Scientists at the Department of Energy’s Lawrence Berkeley National Laboratory, working with the University of Arkansas and Glennoe Farms, are bringing together molecular biology, biogeochemistry, environmental sensing technologies, and machine learning, to help revolutionize agriculture and create sustainable farming practices that benefit both the environment and farms. If successful, we envision being able to reduce the need for chemical fertilizers and enhance soil carbon uptake, thus improving the long-term viability of the land, while at the same time increasing crop yields.

Funding: Lab Directed Research and Development (LDRD) grant. Led by Ben Brown.

Deep Learning for Science

The DL4SCI LDRD is examining three key CS challenges: handling complex datasets, developing interpretable methods, and improving performance and scaling. This work is being motivated by realistic problems that span a number of Berkeley Lab divisions and science areas: predicting cosmological constants from 3D simulations (cosmology), obtaining sub-pixel accuracy for electron counts (electron microscopy), classification of one vs. two-photon particle showers (nuclear physics).

Funding: Lab Directed Research and Development (LDRD) grant. Led by Prabhat.

Combining Data-driven and Science-based Generative Models

This project investigates the many connections between data-driven and science-driven generative models. When do scientists use physical models to create synthetic data for science applications? When do we supplement them with data driven machine learning models? Conversely, can researchers use physical models to improve on the current data-driven generative models in machine learning?

Funding: Directed Research and Development (LDRD) grant. Led by Uros Seljak.

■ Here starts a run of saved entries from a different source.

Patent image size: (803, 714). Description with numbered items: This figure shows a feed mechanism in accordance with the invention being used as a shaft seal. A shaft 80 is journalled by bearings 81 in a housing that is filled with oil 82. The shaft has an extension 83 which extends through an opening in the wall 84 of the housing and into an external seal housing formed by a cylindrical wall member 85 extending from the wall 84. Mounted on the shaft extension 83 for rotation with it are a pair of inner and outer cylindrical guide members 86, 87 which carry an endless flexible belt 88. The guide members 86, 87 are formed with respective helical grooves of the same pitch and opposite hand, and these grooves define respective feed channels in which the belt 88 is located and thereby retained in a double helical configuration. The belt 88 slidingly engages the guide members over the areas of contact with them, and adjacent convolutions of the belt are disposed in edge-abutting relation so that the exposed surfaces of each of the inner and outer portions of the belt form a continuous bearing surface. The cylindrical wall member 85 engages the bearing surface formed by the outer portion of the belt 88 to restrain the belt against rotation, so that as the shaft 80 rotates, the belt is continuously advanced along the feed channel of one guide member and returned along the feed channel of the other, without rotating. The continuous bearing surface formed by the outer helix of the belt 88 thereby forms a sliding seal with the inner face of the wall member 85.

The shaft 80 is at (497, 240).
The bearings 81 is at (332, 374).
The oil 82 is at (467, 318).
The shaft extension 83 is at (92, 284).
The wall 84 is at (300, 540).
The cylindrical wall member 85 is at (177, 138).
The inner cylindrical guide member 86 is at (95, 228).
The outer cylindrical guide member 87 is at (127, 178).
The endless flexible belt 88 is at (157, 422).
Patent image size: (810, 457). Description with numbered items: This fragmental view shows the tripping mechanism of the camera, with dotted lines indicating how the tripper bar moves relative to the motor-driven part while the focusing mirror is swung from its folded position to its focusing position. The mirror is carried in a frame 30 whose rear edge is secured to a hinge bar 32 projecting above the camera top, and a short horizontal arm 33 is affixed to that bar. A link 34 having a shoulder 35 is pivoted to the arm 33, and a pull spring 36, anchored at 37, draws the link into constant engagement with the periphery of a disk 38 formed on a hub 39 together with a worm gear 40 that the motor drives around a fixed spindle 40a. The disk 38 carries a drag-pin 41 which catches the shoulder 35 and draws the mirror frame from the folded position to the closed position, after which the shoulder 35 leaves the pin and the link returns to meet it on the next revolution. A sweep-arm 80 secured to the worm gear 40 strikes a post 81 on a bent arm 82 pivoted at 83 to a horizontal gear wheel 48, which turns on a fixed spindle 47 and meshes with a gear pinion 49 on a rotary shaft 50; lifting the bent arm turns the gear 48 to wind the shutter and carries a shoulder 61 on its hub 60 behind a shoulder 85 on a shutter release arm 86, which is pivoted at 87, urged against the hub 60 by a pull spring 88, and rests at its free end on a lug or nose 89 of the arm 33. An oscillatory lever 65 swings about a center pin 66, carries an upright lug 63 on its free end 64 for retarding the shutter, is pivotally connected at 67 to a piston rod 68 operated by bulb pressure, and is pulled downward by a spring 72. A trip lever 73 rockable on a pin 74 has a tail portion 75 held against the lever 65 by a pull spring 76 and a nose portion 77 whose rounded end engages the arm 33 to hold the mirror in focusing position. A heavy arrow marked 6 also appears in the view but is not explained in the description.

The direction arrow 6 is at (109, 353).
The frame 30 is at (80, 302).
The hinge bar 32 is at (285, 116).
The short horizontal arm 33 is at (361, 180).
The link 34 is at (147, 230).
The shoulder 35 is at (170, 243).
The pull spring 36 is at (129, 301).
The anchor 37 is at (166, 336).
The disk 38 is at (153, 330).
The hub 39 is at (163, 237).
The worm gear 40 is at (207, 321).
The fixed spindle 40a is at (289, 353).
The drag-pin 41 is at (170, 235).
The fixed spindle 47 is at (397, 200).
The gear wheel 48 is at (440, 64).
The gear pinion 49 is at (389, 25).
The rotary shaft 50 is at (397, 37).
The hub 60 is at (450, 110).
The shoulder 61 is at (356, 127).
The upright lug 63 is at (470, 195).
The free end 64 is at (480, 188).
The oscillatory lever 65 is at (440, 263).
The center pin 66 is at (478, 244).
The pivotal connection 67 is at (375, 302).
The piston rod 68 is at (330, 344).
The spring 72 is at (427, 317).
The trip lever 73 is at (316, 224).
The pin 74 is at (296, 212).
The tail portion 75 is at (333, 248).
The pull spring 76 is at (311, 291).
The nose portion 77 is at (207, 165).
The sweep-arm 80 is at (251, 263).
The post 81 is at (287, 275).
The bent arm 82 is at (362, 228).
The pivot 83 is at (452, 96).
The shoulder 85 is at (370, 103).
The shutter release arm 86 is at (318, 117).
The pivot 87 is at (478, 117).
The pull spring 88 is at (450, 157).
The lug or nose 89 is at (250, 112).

Machine Learning to Extract Features from Massive Distributed Acoustic Sensing Data

Machine learning has transformed the time-consuming task of developing custom analysis tools into a feasible computational task. As the operator of some of the largest high-performance computing facilities, DOE could significantly improve these machine learning tools and accelerate scientific discoveries. One of the key challenges in this process is the interpretability of the results from the automated learning process. For example, deep neural networks are known to be effective in extracting signals, but their results are notoriously hard to understand. In this work, we plan to extend key ideas from statistical mechanics to improve understanding and guide the design of well-known machine learning algorithms. The new approaches will not only produce more interpretable results but also dramatically increase the convergence rate of the associated learning algorithms. The design of these tools will be guided by the requirements of the on-going Distributed Acoustic Sensing project at Berkeley Lab.

Funding: Lab Directed Research and Development (LDRD) grant. Led by John Wu.

The Chemical Universe through the Eyes of Generative Adversarial Neural Networks

Funding: Lab Directed Research and Development (LDRD) grant. Led by Wibe Albert de Jong

Interactive Machine Learning for Tomogram Segmentation and Annotation

Funding: Lab Directed Research and Development (LDRD) grant. Led by Nicholas K. Sauter.